Tama pun menuruti permintaan Tasya untuk masuk keruangannya duluan. Lalu setelah beberapa saat Tasya pun langsung menyusul Tama.

"Tama, orang suruhanku tadi siang melapor kepadaku, katanya beberapa hari sebelum Ganies menghilang, dia sempat bercerita kepada temannya, Desya. Katanya Ganies mendapat misi besar dengan hadian berlimpah. Katanya saat itu dia senang banget sampe mentraktir seisi kafe saat bersama Desya.

"Kamu tau siapa yang memberikan misi itu?" Tanya Tama tak sabaran dengan semangatnya.

"Audelo" Jawab Tasya

"Audelo?"

"Yeah.. Dia adalah Asisten Albado. Seorang penyihir veteran yang masuk kedalam deretan sepuluh pilar"

"Apa menurutmu Albado yang menyuruh Ganies untuk membunuh Mulan melalui asistennya?" Tanya Tama terlihat begitu serius.

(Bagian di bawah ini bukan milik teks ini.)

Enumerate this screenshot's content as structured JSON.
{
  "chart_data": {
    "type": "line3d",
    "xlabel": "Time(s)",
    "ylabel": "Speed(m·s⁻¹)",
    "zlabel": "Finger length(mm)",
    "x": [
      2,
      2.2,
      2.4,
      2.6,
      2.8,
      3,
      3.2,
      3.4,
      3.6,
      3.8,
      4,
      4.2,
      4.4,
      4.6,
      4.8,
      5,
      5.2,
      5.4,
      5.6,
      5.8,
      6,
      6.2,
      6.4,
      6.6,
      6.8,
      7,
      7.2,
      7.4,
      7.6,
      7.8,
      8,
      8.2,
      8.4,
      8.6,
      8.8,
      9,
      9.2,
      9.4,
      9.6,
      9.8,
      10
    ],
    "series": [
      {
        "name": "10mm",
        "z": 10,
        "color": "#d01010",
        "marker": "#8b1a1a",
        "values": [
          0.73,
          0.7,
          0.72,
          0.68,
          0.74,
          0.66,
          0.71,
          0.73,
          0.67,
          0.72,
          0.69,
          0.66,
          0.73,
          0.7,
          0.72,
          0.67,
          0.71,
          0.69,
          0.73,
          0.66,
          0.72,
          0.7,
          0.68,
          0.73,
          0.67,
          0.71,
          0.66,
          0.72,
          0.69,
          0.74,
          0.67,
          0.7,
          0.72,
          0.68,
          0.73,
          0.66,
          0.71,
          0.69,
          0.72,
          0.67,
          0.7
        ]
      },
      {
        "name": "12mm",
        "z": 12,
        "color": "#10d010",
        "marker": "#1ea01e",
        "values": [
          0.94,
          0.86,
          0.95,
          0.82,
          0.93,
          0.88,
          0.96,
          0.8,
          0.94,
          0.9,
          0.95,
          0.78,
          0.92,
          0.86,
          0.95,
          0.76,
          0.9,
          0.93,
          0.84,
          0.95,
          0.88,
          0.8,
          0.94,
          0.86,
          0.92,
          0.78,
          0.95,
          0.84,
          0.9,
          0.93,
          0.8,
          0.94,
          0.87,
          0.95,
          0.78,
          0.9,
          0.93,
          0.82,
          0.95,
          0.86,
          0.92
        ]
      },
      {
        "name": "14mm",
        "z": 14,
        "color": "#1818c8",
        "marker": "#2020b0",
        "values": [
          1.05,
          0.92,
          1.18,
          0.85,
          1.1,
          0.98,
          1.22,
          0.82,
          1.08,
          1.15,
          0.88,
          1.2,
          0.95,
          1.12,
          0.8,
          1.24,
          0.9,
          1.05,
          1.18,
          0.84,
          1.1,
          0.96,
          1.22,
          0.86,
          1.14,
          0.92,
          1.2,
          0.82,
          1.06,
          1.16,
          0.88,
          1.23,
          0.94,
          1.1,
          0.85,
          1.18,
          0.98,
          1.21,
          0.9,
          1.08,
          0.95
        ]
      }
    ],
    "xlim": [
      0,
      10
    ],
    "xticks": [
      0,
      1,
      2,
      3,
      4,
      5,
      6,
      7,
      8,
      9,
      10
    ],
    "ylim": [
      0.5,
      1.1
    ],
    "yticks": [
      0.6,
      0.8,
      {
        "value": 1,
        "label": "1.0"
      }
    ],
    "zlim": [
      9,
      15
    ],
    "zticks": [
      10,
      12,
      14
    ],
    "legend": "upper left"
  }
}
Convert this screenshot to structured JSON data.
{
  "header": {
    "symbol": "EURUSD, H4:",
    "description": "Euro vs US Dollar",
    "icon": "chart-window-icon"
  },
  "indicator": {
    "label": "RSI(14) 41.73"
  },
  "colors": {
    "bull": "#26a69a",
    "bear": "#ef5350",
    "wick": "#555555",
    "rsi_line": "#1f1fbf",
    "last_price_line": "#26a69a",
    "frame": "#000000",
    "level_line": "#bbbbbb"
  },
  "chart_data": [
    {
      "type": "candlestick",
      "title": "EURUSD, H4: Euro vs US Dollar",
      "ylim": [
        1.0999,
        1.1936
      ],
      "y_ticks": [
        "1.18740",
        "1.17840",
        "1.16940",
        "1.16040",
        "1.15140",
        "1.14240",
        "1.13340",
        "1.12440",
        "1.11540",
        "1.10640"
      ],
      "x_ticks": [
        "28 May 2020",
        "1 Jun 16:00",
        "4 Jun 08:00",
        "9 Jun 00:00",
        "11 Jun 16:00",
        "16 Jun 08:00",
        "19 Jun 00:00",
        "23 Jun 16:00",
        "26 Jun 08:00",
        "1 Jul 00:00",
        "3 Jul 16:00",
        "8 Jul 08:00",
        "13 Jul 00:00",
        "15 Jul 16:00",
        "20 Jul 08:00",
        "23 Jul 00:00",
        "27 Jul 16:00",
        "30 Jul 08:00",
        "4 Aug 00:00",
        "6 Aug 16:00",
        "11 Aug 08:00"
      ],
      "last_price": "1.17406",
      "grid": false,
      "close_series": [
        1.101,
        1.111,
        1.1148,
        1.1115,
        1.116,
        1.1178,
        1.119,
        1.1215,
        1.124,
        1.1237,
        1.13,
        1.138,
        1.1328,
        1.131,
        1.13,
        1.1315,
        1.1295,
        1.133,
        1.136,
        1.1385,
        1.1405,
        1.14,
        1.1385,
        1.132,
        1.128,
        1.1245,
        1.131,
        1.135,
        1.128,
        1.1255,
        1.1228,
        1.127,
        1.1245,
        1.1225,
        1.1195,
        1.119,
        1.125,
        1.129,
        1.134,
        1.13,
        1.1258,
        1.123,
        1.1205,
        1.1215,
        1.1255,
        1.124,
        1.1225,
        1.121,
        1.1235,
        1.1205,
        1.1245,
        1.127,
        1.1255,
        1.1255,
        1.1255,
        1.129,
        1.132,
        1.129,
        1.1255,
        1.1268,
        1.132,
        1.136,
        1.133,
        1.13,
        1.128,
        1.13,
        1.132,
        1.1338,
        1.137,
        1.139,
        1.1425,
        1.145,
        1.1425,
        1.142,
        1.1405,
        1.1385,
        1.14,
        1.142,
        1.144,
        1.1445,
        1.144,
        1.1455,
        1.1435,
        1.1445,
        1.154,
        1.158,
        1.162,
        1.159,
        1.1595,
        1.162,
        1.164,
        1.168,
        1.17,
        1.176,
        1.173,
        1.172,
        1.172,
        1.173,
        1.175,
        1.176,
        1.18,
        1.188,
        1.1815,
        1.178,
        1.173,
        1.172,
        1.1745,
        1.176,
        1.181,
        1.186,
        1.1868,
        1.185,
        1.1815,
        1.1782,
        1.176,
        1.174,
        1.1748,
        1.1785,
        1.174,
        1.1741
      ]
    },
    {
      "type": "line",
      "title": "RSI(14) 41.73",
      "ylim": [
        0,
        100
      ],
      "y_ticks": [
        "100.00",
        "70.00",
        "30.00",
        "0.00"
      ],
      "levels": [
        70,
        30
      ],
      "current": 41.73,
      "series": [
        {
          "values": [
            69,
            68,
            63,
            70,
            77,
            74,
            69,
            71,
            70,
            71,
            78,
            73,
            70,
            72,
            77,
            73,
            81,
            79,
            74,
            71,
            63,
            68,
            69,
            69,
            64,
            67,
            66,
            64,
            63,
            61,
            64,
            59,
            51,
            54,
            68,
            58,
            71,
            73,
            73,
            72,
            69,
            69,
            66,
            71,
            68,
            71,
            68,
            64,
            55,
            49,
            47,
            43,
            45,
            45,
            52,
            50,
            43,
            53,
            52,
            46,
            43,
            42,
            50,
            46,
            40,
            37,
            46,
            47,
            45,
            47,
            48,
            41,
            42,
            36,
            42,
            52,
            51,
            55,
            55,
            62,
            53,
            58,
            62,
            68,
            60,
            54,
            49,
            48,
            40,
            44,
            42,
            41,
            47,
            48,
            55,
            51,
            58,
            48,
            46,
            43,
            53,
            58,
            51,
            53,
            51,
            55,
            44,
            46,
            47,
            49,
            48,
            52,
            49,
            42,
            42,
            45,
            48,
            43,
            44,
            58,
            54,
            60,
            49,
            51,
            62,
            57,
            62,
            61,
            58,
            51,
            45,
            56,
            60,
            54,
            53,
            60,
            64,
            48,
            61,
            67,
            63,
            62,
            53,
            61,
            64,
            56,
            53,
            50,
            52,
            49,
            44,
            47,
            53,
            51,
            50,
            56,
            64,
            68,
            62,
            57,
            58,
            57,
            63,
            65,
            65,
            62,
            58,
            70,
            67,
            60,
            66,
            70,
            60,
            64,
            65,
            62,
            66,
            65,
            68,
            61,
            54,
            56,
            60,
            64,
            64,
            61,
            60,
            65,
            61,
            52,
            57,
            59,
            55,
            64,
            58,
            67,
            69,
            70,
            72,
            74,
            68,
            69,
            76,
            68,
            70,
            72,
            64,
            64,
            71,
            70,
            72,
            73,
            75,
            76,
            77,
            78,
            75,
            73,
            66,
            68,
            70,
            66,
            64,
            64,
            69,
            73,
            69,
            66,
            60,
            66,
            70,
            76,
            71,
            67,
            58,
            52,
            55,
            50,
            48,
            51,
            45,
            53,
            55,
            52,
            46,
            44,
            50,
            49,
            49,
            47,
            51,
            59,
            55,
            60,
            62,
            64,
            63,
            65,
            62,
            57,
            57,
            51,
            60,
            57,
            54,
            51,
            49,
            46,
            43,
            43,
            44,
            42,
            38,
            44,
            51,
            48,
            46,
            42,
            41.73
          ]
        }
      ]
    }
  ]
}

"Entahlah, aku belum bisa memastikan kalau hal itu" Jawab Tasya.

"Um.."

"Terimakasih sudah mau membantuku" Ucap Tama

"Ini sudah kewajibanku" Jawab Tasya

"Setelah ini kamu mau apa? Tanya Tasya"

"Cepat atau lambat aku akan berhadapan dengan Si Albado itu"

"Kamu serius?"

"Yaa. Sepertinya hal itu tidak bisa dihindarkan. Tapi ada hal yang masih belum aku mengerti" Ujar Tama sambil memegangi dagunya terlihat bingung.

"Apa?" Tanya Tasya terlihat ikut bingung.

"Kenapa harus Mulan?"

"Maksudmu?" Tanya Tasya terlihat semakin bingung.

"Ganies bilang Mulan lah yang harus dia bunuh, bukan aku. Padahal setelah aku pergi, Mulan sama sekali tidak terancam lagi."

"Humm"

"Apa itu Cuma pengalihan?" Ujar Tasya dengan ekspresi yang terlihat masih ragu.

"Pengalihan?" Tanya Tama.

"Iya.. Mungkin Albado tau kalau kamu akan melindungi Mulan, mangkanya dia menggunakan Mulan sebagai alasan membunuhmu."

"Benarkah? Tapi kenapa harus repot-repot menggunakan alasan itu? Rasanya terlalu bertele-tele deh." Ujar Tama

"Hum.. Benar juga sih"

"Tapi tunggu deh, kenapa kamu bisa yakin sekali kalau kamulah yang dia incar?" Tanya Tasya.

"Karena aku adalah sang petaka" Tandasnya.

"Sang petaka?" Tasya terlihat semakin bingung mendengar perkataan itu.

"Iya.. Intinya aku punya takdir yang buruk. Aku itu pembawa sial." Tandas Tama.

"Hahah.. Pembawa sial kamu percaya kepada hal yang kayak gituan?" Tandas Tasya tiba-tiba terkekeh.

"Ya.. Mungkin kamu gak percaya, tapi itulah keadaannya."

"Pftt.. Ya udah deh, terserah kamu" Ujar Tasya.